Read more from Jon Snow on Mandela’s walk to freedom.
During his 27 years in prison, Mandela became an international symbol of the repression of black people in South Africa – and of the struggle against injustice and racism.
Campaigners in London and around the world marched for his release and for an end to apartheid. The song Free Nelson Mandela became the anthem of a generation.
But the cold war meant that the US and Britain supported the South African government because it was anti-communist. Margaret Thatcher was entirely unsympathetic to Mandela’s plight, and in 1987 said: “The ANC says it will target British companies. That shows what a typical terrorist organisation it is.”
But by the late 1980s secret talks were underway, and Mandela walked out of prison, hand-in-hand with his then wife Winnie, in 1990.
Almost immediately after his release, he called for South Africans to “let bygones be bygones” and led South Africa away from violence and towards a peaceful democracy, entering the next phase of his life as a political statesman.
Nelson Mandela: A life in pictures
He was awarded the Nobel prize for peace in 1993 – along with FW de Klerk, the president who had released him – and in South Africa’s first free, multi-racial elections in 1994 he was voted in as president.

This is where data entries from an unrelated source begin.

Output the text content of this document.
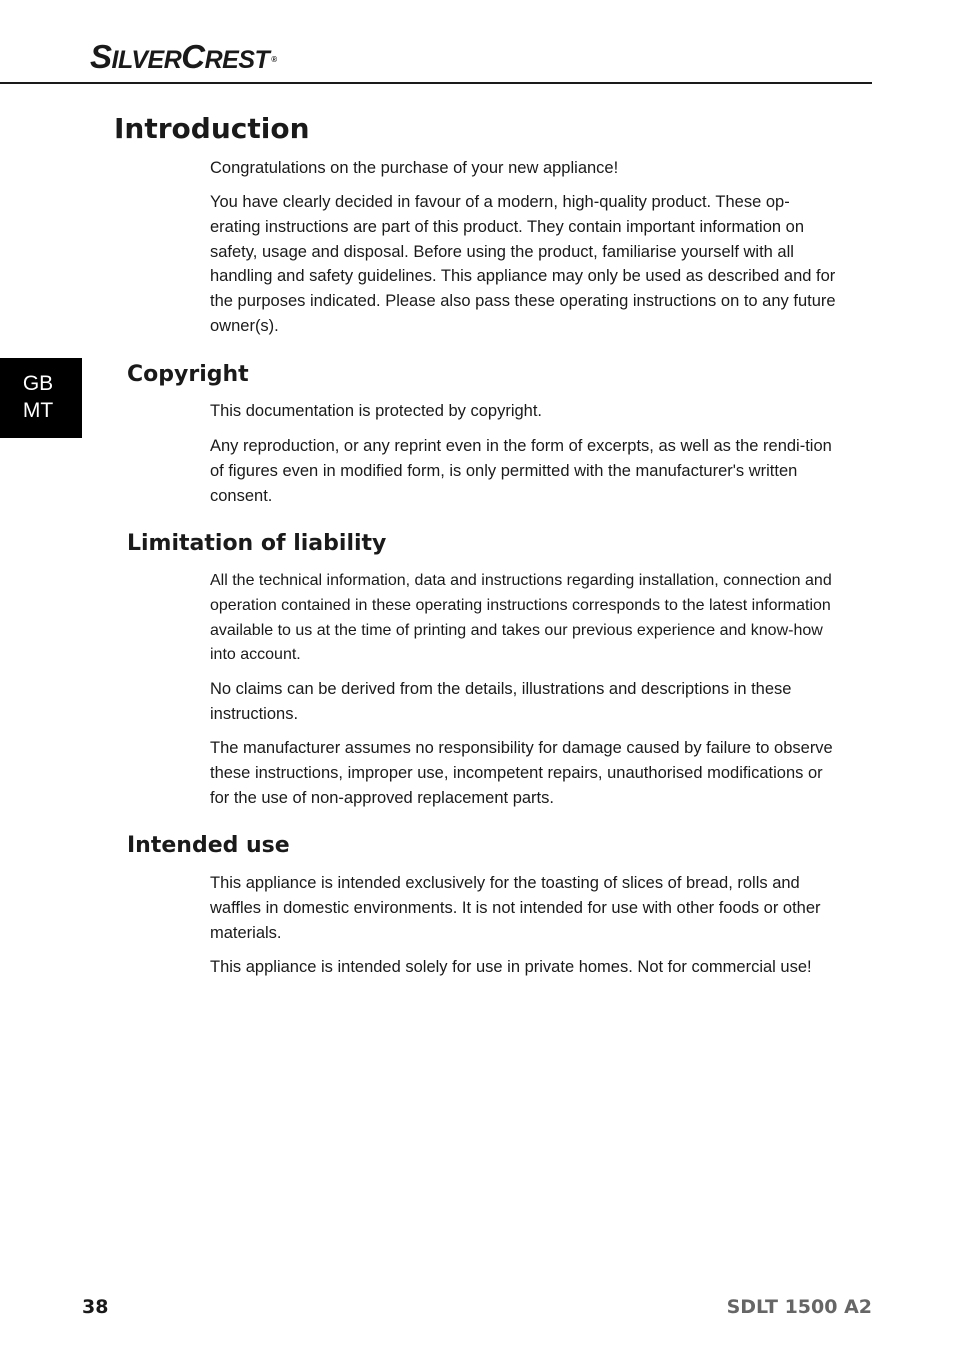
SILVERCREST ®
GB
MT
Introduction

Congratulations on the purchase of your new appliance!

You have clearly decided in favour of a modern, high-quality product. These op-erating instructions are part of this product. They contain important information on safety, usage and disposal. Before using the product, familiarise yourself with all handling and safety guidelines. This appliance may only be used as described and for the purposes indicated. Please also pass these operating instructions on to any future owner(s).

Copyright

This documentation is protected by copyright.

Any reproduction, or any reprint even in the form of excerpts, as well as the rendi-tion of figures even in modified form, is only permitted with the manufacturer's written consent.

Limitation of liability

All the technical information, data and instructions regarding installation, connection and operation contained in these operating instructions corresponds to the latest information available to us at the time of printing and takes our previous experience and know-how into account.

No claims can be derived from the details, illustrations and descriptions in these instructions.

The manufacturer assumes no responsibility for damage caused by failure to observe these instructions, improper use, incompetent repairs, unauthorised modifications or for the use of non-approved replacement parts.

Intended use

This appliance is intended exclusively for the toasting of slices of bread, rolls and waffles in domestic environments. It is not intended for use with other foods or other materials.

This appliance is intended solely for use in private homes. Not for commercial use!

38	SDLT 1500 A2
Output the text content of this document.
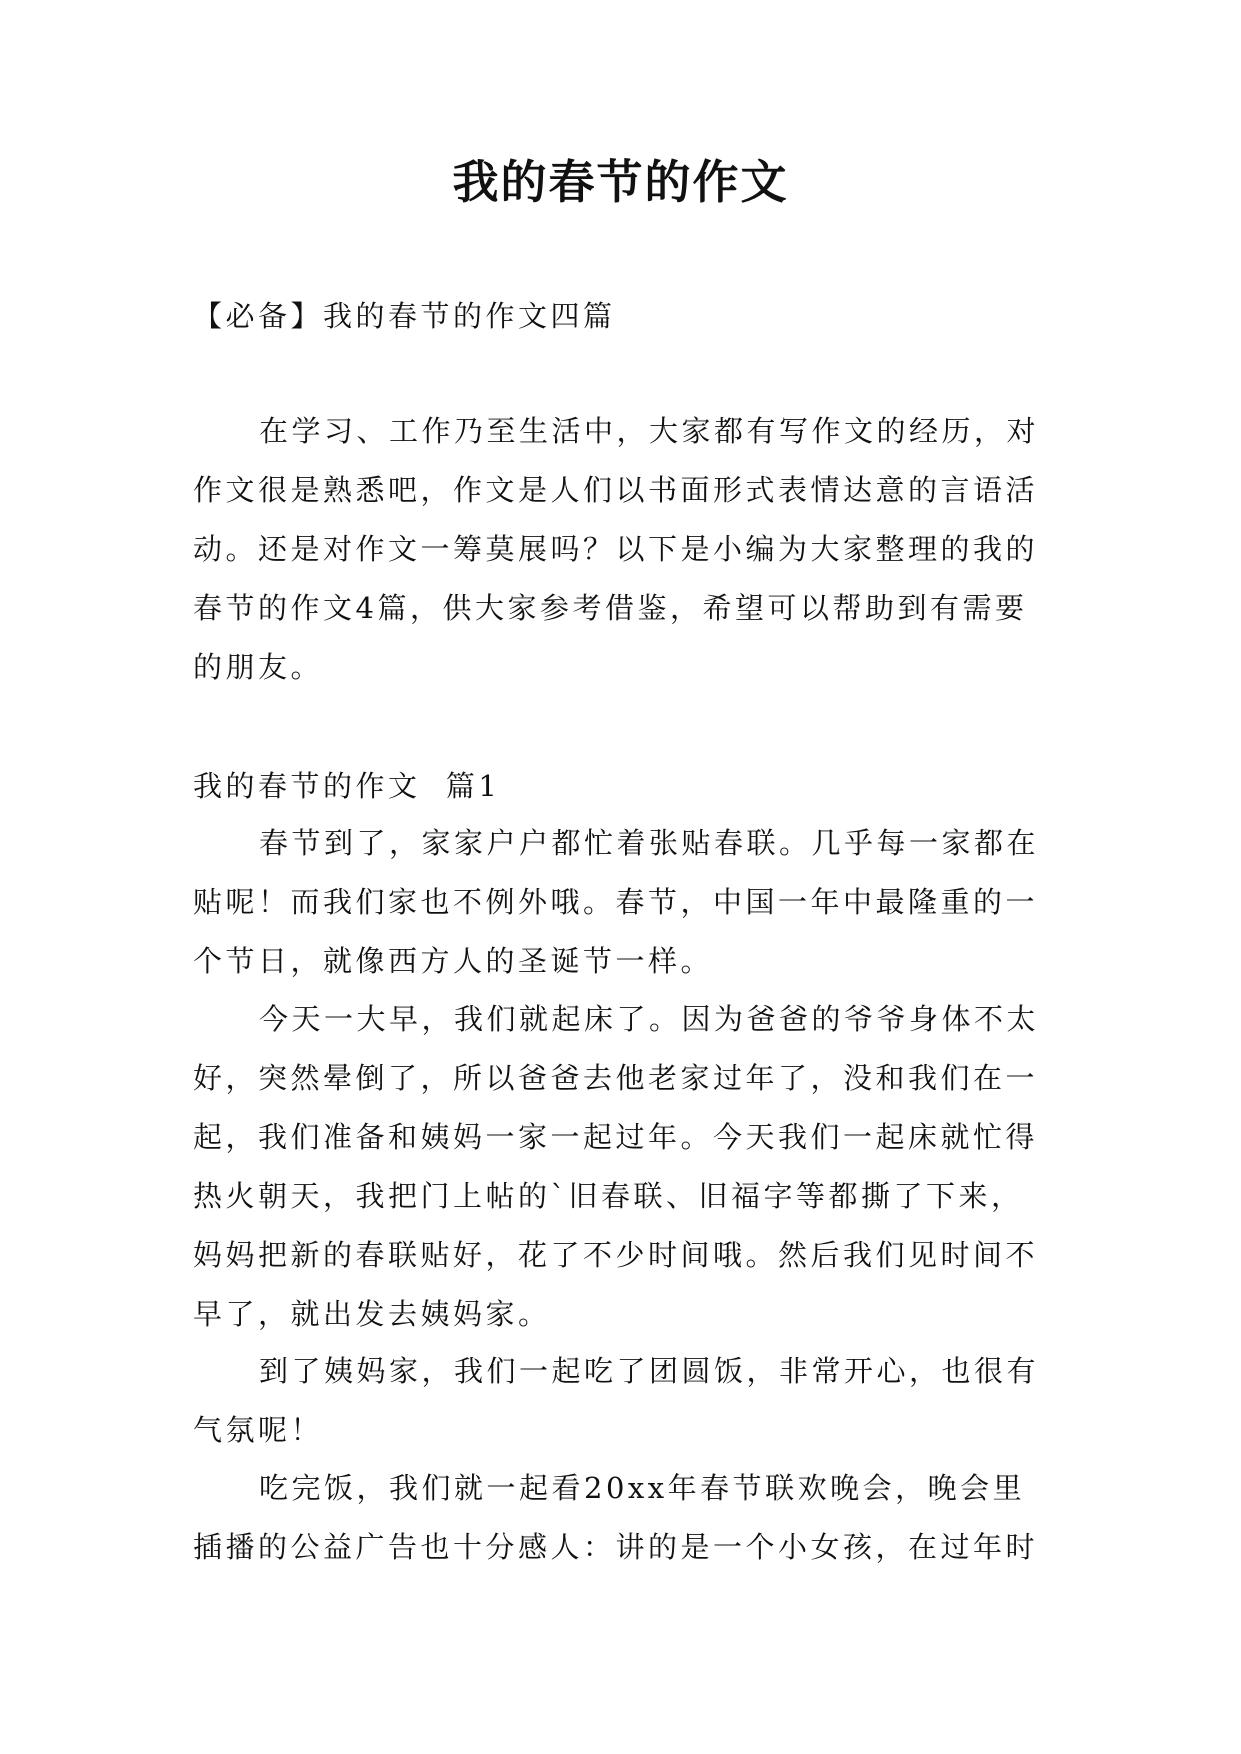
我的春节的作文
【必备】我的春节的作文四篇
在学习、工作乃至生活中，大家都有写作文的经历，对作文很是熟悉吧，作文是人们以书面形式表情达意的言语活动。还是对作文一筹莫展吗？以下是小编为大家整理的我的春节的作文4篇，供大家参考借鉴，希望可以帮助到有需要的朋友。
我的春节的作文  篇1
春节到了，家家户户都忙着张贴春联。几乎每一家都在贴呢！而我们家也不例外哦。春节，中国一年中最隆重的一个节日，就像西方人的圣诞节一样。
今天一大早，我们就起床了。因为爸爸的爷爷身体不太好，突然晕倒了，所以爸爸去他老家过年了，没和我们在一起，我们准备和姨妈一家一起过年。今天我们一起床就忙得热火朝天，我把门上帖的`旧春联、旧福字等都撕了下来，妈妈把新的春联贴好，花了不少时间哦。然后我们见时间不早了，就出发去姨妈家。
到了姨妈家，我们一起吃了团圆饭，非常开心，也很有气氛呢！
吃完饭，我们就一起看20xx年春节联欢晚会，晚会里插播的公益广告也十分感人：讲的是一个小女孩，在过年时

During just one term, Mandela concentrated on rebuilding South Africa’s image, while his deputy Thabo Mbeki looked after the day-to-day running of the government, eventually replacing Mandela and becoming the country’s second post-apartheid president.
After stepping down as president, Mandela played a leading role in facilitating political progress and reconciliation in other conflict-ridden countries. He also founded the Nelson Mandela Foundation, partly aimed at helping South Africans with Aids – a problem he felt he had failed to address while in power.
He is survived by his wife Graca Machel, widow of the late Mozambican president, whom he married on his 80th birthday, and by six children, 20 grandchildren, and a number of great-grandchildren.